The players each select a "playbook", basically a partly pregenerated character. Unlike in other games, only one player may select each playbook - you won't have a game with 5 Vampires, you will have a game with a Vampire, a Werewolf, a Mortal, a Chosen, and so on. You then mark a couple of options and you're now ready to start setting up the situation.
The situation is developed using pointed questions about relationships between and among the player characters and NPCs, who can be their fellow students in high school or their families (or substitute families in the case of Vampires or other "infectious" playbooks.)
The characters turn against each other very quickly - this is a game where PVP is part of play, but much like high school, the PVP doesn't necessarily take the form of hating each other. It could be that someone is just SO IN LOVE with someone who would prefer they jump in front of a train.
Play is relatively freeform, but that freeform is organized into "moves" that your character will inevitably end up making in their attempts to get what they want and go after their goals. What's cool is that the mechanics I mentioned above encourage you to try to get as much control of the situation before you go for what you want, but as you seek out that control, you become more compromised and other people get their hooks into you. If you make a gamble without doing that, though, you are likely to have to pay a significant cost for your success.
The key mechanic in the game is "strings". You gain strings on characters that you have emotional ties to, and those strings make your abilities, both mundane and supernatural, more effective, and give them more impact on the story. Yet at the same time, other characters will be gaining strings on you and manipulating you to pursue their goals and interests.

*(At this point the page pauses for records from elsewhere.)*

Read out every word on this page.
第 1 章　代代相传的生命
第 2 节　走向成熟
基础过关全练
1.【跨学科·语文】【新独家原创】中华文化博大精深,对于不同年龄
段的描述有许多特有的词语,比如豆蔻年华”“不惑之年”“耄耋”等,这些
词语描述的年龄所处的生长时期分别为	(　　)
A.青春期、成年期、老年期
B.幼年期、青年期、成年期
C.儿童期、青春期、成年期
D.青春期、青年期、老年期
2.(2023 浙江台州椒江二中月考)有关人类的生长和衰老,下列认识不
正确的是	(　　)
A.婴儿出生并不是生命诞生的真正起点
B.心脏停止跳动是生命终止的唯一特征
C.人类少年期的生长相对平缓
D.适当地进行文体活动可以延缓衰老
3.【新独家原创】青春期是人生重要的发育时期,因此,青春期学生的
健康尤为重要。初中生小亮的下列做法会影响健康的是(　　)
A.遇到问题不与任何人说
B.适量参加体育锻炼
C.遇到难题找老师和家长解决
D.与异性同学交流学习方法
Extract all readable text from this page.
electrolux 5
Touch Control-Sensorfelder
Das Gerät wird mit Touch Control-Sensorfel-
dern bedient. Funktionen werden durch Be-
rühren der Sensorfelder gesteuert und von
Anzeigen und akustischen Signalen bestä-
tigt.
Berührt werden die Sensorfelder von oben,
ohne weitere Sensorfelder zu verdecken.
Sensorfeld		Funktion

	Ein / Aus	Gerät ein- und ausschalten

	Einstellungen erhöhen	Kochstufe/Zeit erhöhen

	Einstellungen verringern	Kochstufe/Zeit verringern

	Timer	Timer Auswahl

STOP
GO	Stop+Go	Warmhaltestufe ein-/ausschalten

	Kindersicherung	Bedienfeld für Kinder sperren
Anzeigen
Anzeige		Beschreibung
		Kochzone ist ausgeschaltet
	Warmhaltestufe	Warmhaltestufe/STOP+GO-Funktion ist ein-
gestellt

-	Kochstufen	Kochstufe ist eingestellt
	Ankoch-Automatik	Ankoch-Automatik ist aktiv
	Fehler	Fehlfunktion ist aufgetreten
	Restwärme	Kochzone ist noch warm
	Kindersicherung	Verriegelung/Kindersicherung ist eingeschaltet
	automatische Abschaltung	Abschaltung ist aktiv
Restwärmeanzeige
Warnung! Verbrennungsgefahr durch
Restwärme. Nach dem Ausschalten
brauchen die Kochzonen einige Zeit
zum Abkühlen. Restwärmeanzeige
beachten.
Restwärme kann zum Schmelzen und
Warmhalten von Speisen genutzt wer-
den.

Advancement comes with discrete, clear steps forward in your character's effectiveness...yet on a broader scale there is a "season" advancement that only kicks in when you play for a while. This includes replacing the teenagery things you can do with more mature versions - "turn someone on" becomes "make someone feel beautiful". This kind of insight into why the characters you're playing are messed up, while still giving them a mechanical way out, is tremendously satisfying.
Do not buy this game thinking it will be a nice generic vampire game. Do not buy this game unless you have some idea why the Twilight series, as a concept, works so effectively for so many people. (You don't have to actually like Twilight to enjoy this game, since Stephanie Meyer can't actually write, just grasp what it's about.) Do not buy this game thinking it will be a Buffy-style team-up fight against monsters. (Just buy the Buffy RPG if you want that, it's pretty great.)
Do buy this game if you like developing complicated relationships between player characters. Do buy this game if you like messy situations and partial victories hard-won. Do buy this game if you want to see the Apocalypse World engine fire on all cylinders. Do buy this game if you want permission from a game system to go after what your character wants with absolutely no boundaries. Do buy this game if you want to try a game that's about your emotions as much or more than your capabilities, and links your emotions to your capabilities in an inextricable way. In short, buy this game right now, you will absolutely, positively, not regret it.